Aim Patients with giant hiatus hernias can present acutely with volvulus or strangulation. Early emergency surgical intervention with reduction of the hernia and hiatal repair reduces the mortality rate. However, surgery is not without risk or complications. This study assessed the rate of complications and length of hospital stay in patients requiring emergency surgery. Method A retrospective study looked at all patients who underwent emergency hiatal hernia surgery at a tertiary oesophagogastric centre. Over an eight-year period, 80 patients were identified. Their clinical course was evaluated from medical records, collecting data on their length of stay, complications and mortality. Results Of the 80 patients, 30 patients (37.5%) had no documented complications from the surgery. 62.5% did have complications, of which respiratory complications were the most frequent (43%). 10% of patients had a symptomatic recurrence of the hiatus hernia that required operative correction during index admission or subsequent admission.
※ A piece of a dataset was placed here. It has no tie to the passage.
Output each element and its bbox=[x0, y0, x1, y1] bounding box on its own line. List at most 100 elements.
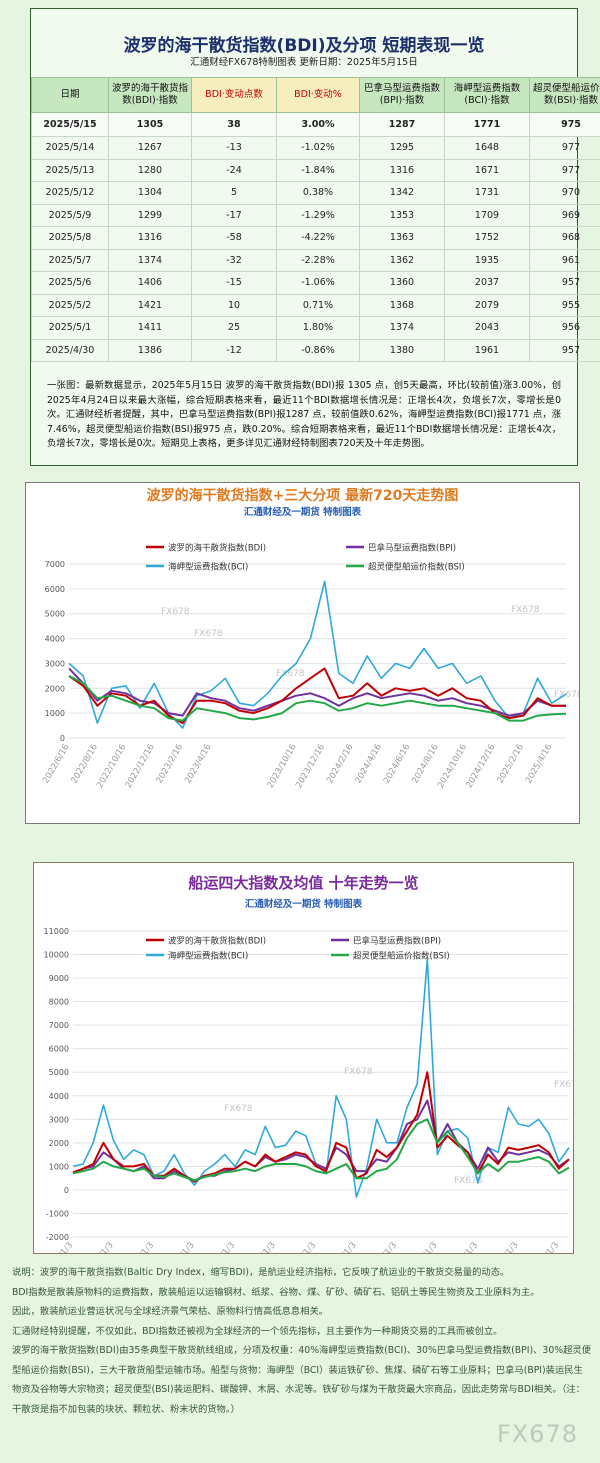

The median length of hospital stay was eight days (IQR 5–16). There was a positive correlation between the number of complications and length of stay. Post-operative mortality was 9%. Conclusion Emergency surgery for hiatus hernias has a high morbidity rate, as expected for an emergency procedure in acutely unwell patients. Despite the high rate of post-operative complications, the length of hospital stay was relatively short with low mortality, showing emergency surgery to be an effective lifesaving treatment.